I had three pieces of limestone on my desk,
but I was terrified to find that they required to be dusted daily,
when the furniture of my mind was all undusted still,
and threw them out the window in disgust.

 
My Aunt Maria asked me to read the life of Dr. Chalmers,
which, however, I did not promise to do.
Yesterday, Sunday, she was heard through the partition
shouting to my Aunt Jane, who is deaf, "Think of it!
He stood half an hour today to hear the frogs croak,
and he wouldn't read the life of Chalmers."
 

Let us first be as simple and well as Nature ourselves,
dispel the clouds which hang over our brows,
and take up a little life into our pores.
Do not stay to be an overseer of the poor,
but endeavor to become one of the worthies of the world.

 

In the streets and in society I am almost invariably
cheap and dissipated, my life is unspeakably mean.
No amount of gold or respectability would in the least
redeem it,-- dining with the Governor or a member of Congress!!
But alone in the distant woods or fields,
in unpretending sprout-lands or pastures tracked by rabbits,
even in a bleak and, to most, cheerless day, like this,
when a villager would be thinking of his or her inn,
I come to myself, I once more feel myself grandly related,
and that cold and solitude are friends of mine.
I suppose that this value, in my case, is equivalent
to what others get by churchgoing and prayer.
I come home to my solitary woodland walk as the homesick go home.
I thus dispose of the superfluous and see things as they are,
grand and beautiful.
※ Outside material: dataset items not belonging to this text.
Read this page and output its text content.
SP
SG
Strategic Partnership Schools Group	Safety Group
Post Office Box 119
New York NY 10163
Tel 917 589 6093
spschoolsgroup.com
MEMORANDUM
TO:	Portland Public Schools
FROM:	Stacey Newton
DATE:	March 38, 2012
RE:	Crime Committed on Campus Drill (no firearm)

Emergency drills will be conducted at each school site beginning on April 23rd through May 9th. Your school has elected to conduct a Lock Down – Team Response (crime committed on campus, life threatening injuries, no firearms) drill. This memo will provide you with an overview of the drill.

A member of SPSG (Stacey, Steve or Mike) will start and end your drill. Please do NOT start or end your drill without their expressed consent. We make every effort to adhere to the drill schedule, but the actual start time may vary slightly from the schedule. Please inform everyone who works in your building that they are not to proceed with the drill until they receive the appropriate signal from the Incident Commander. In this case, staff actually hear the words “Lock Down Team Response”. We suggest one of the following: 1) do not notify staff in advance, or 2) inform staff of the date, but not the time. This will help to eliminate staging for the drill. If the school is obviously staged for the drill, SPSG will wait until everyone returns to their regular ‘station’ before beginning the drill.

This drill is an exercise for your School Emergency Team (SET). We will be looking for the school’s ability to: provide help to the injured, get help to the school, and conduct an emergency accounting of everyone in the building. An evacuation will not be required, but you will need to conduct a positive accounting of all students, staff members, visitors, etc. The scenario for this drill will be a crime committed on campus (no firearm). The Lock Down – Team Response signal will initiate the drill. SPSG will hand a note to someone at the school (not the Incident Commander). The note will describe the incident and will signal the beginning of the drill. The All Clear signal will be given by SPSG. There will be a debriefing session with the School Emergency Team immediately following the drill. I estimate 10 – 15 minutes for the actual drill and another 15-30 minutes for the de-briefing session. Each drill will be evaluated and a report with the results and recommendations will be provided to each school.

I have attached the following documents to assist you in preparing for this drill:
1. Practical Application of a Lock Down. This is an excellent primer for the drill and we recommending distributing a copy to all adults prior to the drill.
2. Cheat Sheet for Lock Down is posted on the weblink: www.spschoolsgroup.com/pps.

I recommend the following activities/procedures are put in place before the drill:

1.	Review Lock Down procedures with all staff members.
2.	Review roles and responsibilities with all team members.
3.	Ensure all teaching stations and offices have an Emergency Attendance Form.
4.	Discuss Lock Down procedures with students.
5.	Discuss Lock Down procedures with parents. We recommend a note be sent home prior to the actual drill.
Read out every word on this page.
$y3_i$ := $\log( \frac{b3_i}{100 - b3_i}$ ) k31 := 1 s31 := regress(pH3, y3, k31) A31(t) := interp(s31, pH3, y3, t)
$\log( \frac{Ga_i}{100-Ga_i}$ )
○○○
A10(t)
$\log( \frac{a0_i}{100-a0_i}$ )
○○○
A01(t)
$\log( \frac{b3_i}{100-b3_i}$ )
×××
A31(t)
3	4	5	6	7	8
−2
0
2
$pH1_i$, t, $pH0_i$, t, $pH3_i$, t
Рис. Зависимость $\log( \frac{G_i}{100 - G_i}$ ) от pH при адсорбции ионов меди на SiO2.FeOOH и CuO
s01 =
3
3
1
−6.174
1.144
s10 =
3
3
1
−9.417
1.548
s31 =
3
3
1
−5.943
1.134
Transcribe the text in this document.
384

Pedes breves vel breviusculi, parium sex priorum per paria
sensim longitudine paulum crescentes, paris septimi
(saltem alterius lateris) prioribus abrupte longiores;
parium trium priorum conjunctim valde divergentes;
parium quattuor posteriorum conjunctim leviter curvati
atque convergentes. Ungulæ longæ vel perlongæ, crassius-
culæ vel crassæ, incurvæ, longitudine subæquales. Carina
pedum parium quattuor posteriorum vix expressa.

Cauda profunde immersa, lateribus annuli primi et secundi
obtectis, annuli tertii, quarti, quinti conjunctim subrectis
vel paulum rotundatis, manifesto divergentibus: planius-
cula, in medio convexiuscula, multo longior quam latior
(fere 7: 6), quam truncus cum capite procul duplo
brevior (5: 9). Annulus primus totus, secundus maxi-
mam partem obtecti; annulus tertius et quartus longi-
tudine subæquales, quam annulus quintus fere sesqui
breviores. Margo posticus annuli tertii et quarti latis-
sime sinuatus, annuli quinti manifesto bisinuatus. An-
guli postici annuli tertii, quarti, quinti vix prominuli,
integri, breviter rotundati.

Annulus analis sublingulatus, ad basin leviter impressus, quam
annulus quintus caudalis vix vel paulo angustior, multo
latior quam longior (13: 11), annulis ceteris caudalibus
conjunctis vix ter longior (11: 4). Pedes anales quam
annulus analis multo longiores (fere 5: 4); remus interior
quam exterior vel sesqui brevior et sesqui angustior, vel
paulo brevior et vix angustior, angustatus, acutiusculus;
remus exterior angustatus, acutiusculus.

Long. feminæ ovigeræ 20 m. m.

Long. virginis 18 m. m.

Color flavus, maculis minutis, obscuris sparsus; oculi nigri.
I have told many that I walk every day
about half the daylight, but I think they do not believe it.
I wish to get the Concord, the Massachusetts, the America,
out of my head and be sane a part of every day.

 
A person is rich in proportion to the number of things
which he or she can afford to let alone.

I have always been regretting that I was not
as wise as the day I was born.

 

 
Efficient and valuable people do what they can,
whether the community pay them for it or not.
The inefficient offer their inefficiency to the highest bidder,
and are forever expecting to be put in office.
 

To be a philosopher is not merely to have subtle thoughts,
nor even to found a school, but so to love wisdom as to live
according to its dictates, a life of simplicity,
independence, magnanimity, and trust.

 
Perfect sincerity and transparency make a great part of beauty,
as in dewdrops, lakes, and diamonds.
 

A lake is the landscape's most beautiful and expressive feature.
It is Earth's eye; looking into which the beholder measures
the depth of his own nature.

  

Say what you have to say, not what you ought.
Any truth is better than make-believe.